Du côté des lycéens, l’ambiance est plutôt morose. Pour Guillaume, « C’est difficile de faire bouger les choses. On a fait des assemblées générales avant les vacances de Noël, il y eu un blocage de quelques jours. On essaie de se mobiliser avec d’autres lycées. » Mais la réforme concerne les futurs élèves de seconde qui sont encore au collège en ce moment.

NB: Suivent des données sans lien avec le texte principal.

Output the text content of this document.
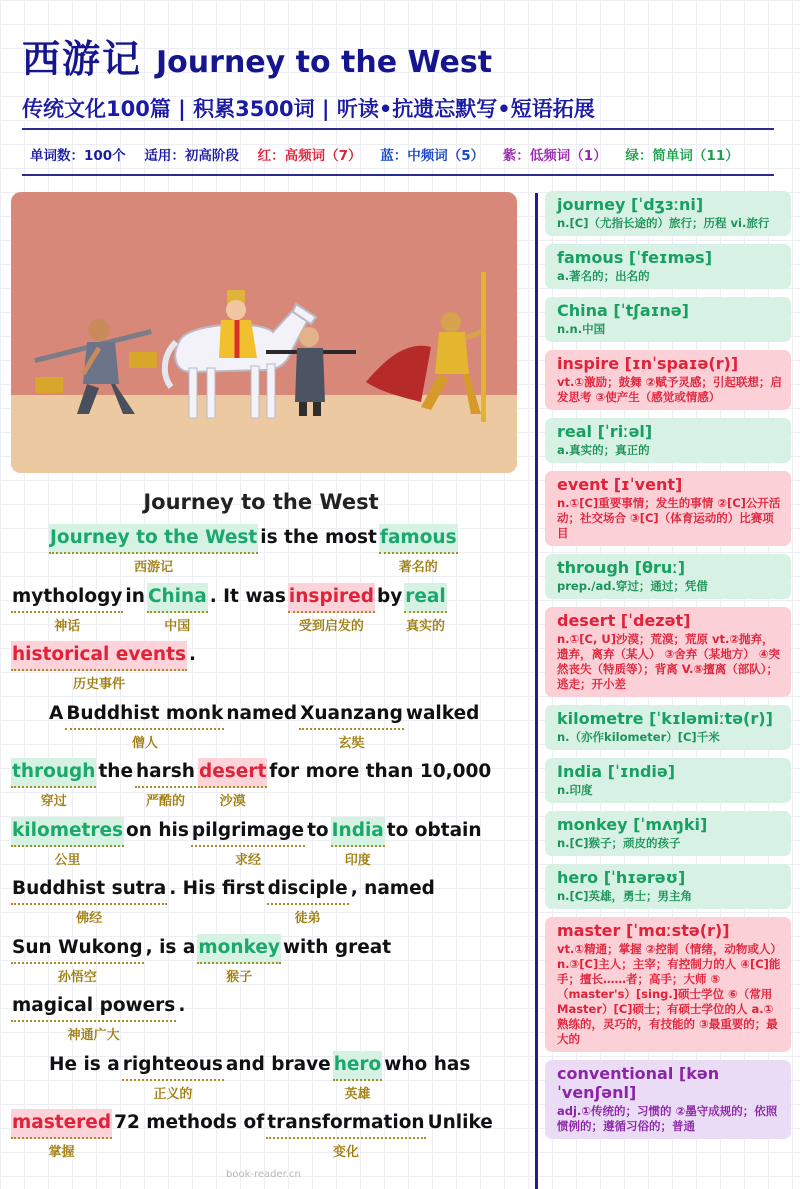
西游记 Journey to the West
传统文化100篇 | 积累3500词 | 听读•抗遗忘默写•短语拓展
单词数：100个 适用：初高阶段 红：高频词（7） 蓝：中频词（5） 紫：低频词（1） 绿：简单词（11）
Journey to the West
Journey to the West
西游记
is the most famous
著名的
mythology
神话
in China
中国
. It was inspired
受到启发的
by real
真实的
historical events
历史事件
.
A Buddhist monk
僧人
named Xuanzang
玄奘
walked
through
穿过
the harsh
严酷的
desert
沙漠
for more than 10,000
kilometres
公里
on his pilgrimage
求经
to India
印度
to obtain
Buddhist sutra
佛经
. His first disciple
徒弟
, named
Sun Wukong
孙悟空
, is a monkey
猴子
with great
magical powers
神通广大
.
He is a righteous
正义的
and brave hero
英雄
who has
mastered
掌握
72 methods of transformation
变化
Unlike
journey [ˈdʒɜːni]
n.[C]（尤指长途的）旅行；历程 vi.旅行
famous [ˈfeɪməs]
a.著名的；出名的
China [ˈtʃaɪnə]
n.n.中国
inspire [ɪnˈspaɪə(r)]
vt.①激励；鼓舞 ②赋予灵感；引起联想；启发思考 ③使产生（感觉或情感）
real [ˈriːəl]
a.真实的；真正的
event [ɪˈvent]
n.①[C]重要事情；发生的事情 ②[C]公开活动；社交场合 ③[C]（体育运动的）比赛项目
through [θruː]
prep./ad.穿过；通过；凭借
desert [ˈdezət]
n.①[C, U]沙漠；荒漠；荒原 vt.②抛弃，遗弃，离弃（某人） ③舍弃（某地方） ④突然丧失（特质等）；背离 V.⑤擅离（部队）；逃走；开小差
kilometre [ˈkɪləmiːtə(r)]
n.（亦作kilometer）[C]千米
India [ˈɪndiə]
n.印度
monkey [ˈmʌŋki]
n.[C]猴子；顽皮的孩子
hero [ˈhɪərəʊ]
n.[C]英雄，勇士；男主角
master [ˈmɑːstə(r)]
vt.①精通；掌握 ②控制（情绪，动物或人） n.③[C]主人；主宰；有控制力的人 ④[C]能手；擅长……者；高手；大师 ⑤（master's）[sing.]硕士学位 ⑥（常用Master）[C]硕士；有硕士学位的人 a.①熟练的，灵巧的，有技能的 ③最重要的；最大的
conventional [kənˈvenʃənl]
adj.①传统的；习惯的 ②墨守成规的；依照惯例的；遵循习俗的；普通
book-reader.cn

Une parent d’élèves se demande pourquoi les médias parlent si peu de cette réforme « dont le but est de retirer des moyens à l’école comme on l’a fait pour la justice, l’hôpital, les prisons... On diminue les moyens, ensuite on dit que ça ne marche pas, et puis on privatise. »

Afin de rassurer les parents d’élèves de troisième, Luc Chatel leur envoie ces jours-ci un courrier pour leur rappeler les trois objectifs de la réforme : “mieux orienter chaque lycéen, mieux l’accompagner dans son parcours scolaire et adapter le lycée à son époque.” En décembre 2008, La PEEP(parents d’élèves), avait exprimé sa déception face au retrait de la réforme du lycée présentée par Xavier Darcos et qui avait entraîné de nombreuses manifestations l’an dernier. Elle approuve aujourd’hui « des mesures qui offrent des perspectives intéressantes pour les lycéens sans alourdir leurs emplois du temps déjà conséquents. » Elle regrette cependant que la réforme du lycée « occulte la refonte nécessaire de l’évaluation des lycéens tout au long de leur parcours, dans le cadre d’une nouvelle organisation des épreuves du baccalauréat.  »

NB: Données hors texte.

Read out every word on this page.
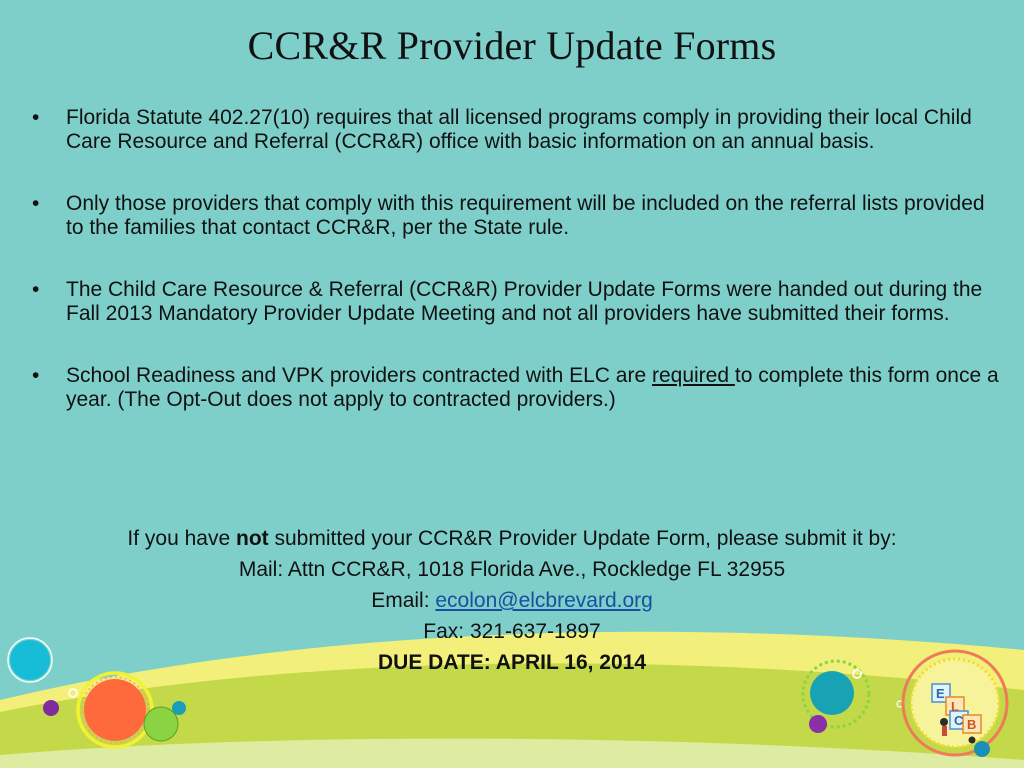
E
L
C B
CCR&R Provider Update Forms
• Florida Statute 402.27(10) requires that all licensed programs comply in providing their local Child Care Resource and Referral (CCR&R) office with basic information on an annual basis.
• Only those providers that comply with this requirement will be included on the referral lists provided to the families that contact CCR&R, per the State rule.
• The Child Care Resource & Referral (CCR&R) Provider Update Forms were handed out during the Fall 2013 Mandatory Provider Update Meeting and not all providers have submitted their forms.
• School Readiness and VPK providers contracted with ELC are required to complete this form once a year. (The Opt-Out does not apply to contracted providers.)
If you have not submitted your CCR&R Provider Update Form, please submit it by:
Mail: Attn CCR&R, 1018 Florida Ave., Rockledge FL 32955
Email: ecolon@elcbrevard.org
Fax: 321-637-1897
DUE DATE: APRIL 16, 2014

La FCPE (parents d’élèves, majoritaires à Gardanne), elle, ne suit pas les enseignants sur l’accompagnement personnalisé : « le décret dit clairement que ça se fera à effectifs réduits, constate Patrick Flory, président de la FCPE 13. Après, ce sera l’établissement, avec le conseil pédagogique, qui fera le choix. On ne plébiscite pas cette réforme. On prend note des avancées, comme le début de rééquilibrage entre les séries ou le développement du tronc commun en première. Mais il y a des risques, comme les suppressions de postes et la formation des enseignants. »

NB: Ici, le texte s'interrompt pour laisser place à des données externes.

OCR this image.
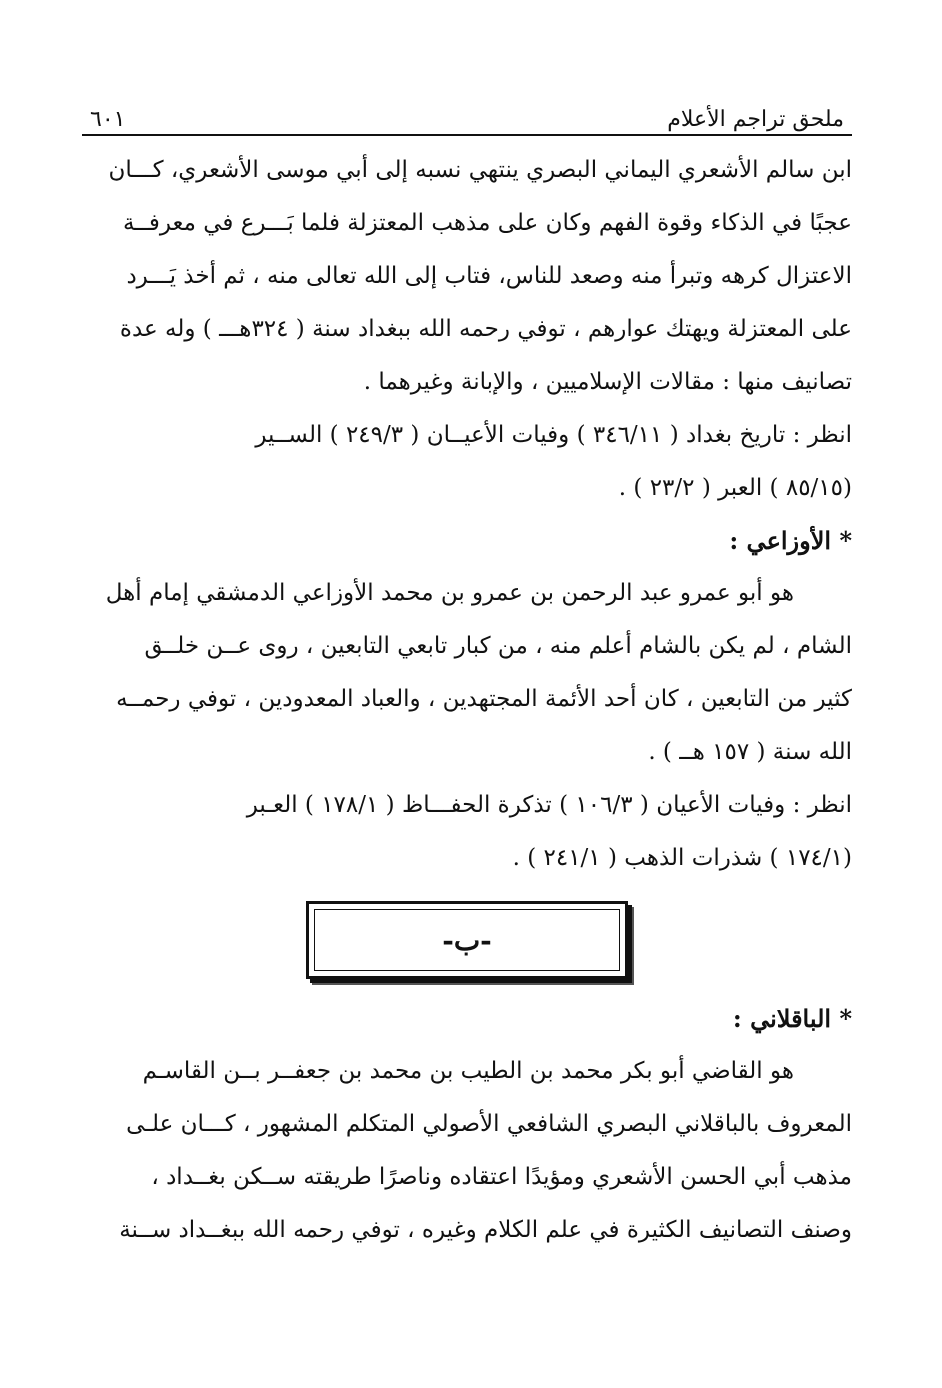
ملحق تراجم الأعلام
٦٠١

ابن سالم الأشعري اليماني البصري ينتهي نسبه إلى أبي موسى الأشعري، كـــان

عجبًا في الذكاء وقوة الفهم وكان على مذهب المعتزلة فلما بَـــرع في معرفــة

الاعتزال كرهه وتبرأ منه وصعد للناس، فتاب إلى الله تعالى منه ، ثم أخذ يَـــرد

على المعتزلة ويهتك عوارهم ، توفي رحمه الله ببغداد سنة ( ٣٢٤هـــ ) وله عدة

تصانيف منها : مقالات الإسلاميين ، والإبانة وغيرهما .

انظر : تاريخ بغداد ( ٣٤٦/١١ ) وفيات الأعيــان ( ٢٤٩/٣ ) الســير

(٨٥/١٥ ) العبر ( ٢٣/٢ ) .

* الأوزاعي :

هو أبو عمرو عبد الرحمن بن عمرو بن محمد الأوزاعي الدمشقي إمام أهل

الشام ، لم يكن بالشام أعلم منه ، من كبار تابعي التابعين ، روى عــن خلــق

كثير من التابعين ، كان أحد الأئمة المجتهدين ، والعباد المعدودين ، توفي رحمــه

الله سنة ( ١٥٧ هــ ) .

انظر : وفيات الأعيان ( ١٠٦/٣ ) تذكرة الحفـــاظ ( ١٧٨/١ ) العـبر

(١٧٤/١ ) شذرات الذهب ( ٢٤١/١ ) .

-ب-

* الباقلاني :

هو القاضي أبو بكر محمد بن الطيب بن محمد بن جعفــر بــن القاسـم

المعروف بالباقلاني البصري الشافعي الأصولي المتكلم المشهور ، كـــان علـى

مذهب أبي الحسن الأشعري ومؤيدًا اعتقاده وناصرًا طريقته ســكن بغــداد ،

وصنف التصانيف الكثيرة في علم الكلام وغيره ، توفي رحمه الله ببغــداد ســنة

Celle-ci est en effet concernée par la réforme : la suppression de l’année de stage, remplacée par une cinquième année d’études, va envoyer devant des élèves de jeunes enseignants sans aucune préparation pédagogique. « Et ceux qui échoueront au concours constitueront un vivier d’enseignants précaires dans lequel le ministère pourra puiser,  » selon Francis Villeneuve, enseignant au lycée Fourcade. Et ça, ce n’est franchement pas rassurant : on sait ce qu’il advient des réformes sans moyens.

Que dit la réforme ?

La réforme des lycées devrait être mise en oeuvre par Luc Chatel pour la rentrée 2010 et doit s’étaler sur trois ans. La classe de seconde sera la première concernée avec la création d’un accompagnement personnalisé de deux heures par semaine, deux enseignements d’exploration de 1h30 par semaine chacun, dont au moins un concerne l’économie, des stages de remise à niveau (sans doute pendant les vacances) pour éviter les redoublements, un tutorat pour l’orientation et des groupes de compétences en langues vivantes.

Cette réforme se fait sans alourdir l’emploi du temps. Les heures d’accompagnement personnalisé remplacent des demi-heures de modules de français et d’histoire-géographie et l’heure d’aide individualisée en français et en maths. En première, la réforme mettra en place 15h par semaine d’enseignements communs aux filières S, ES et L.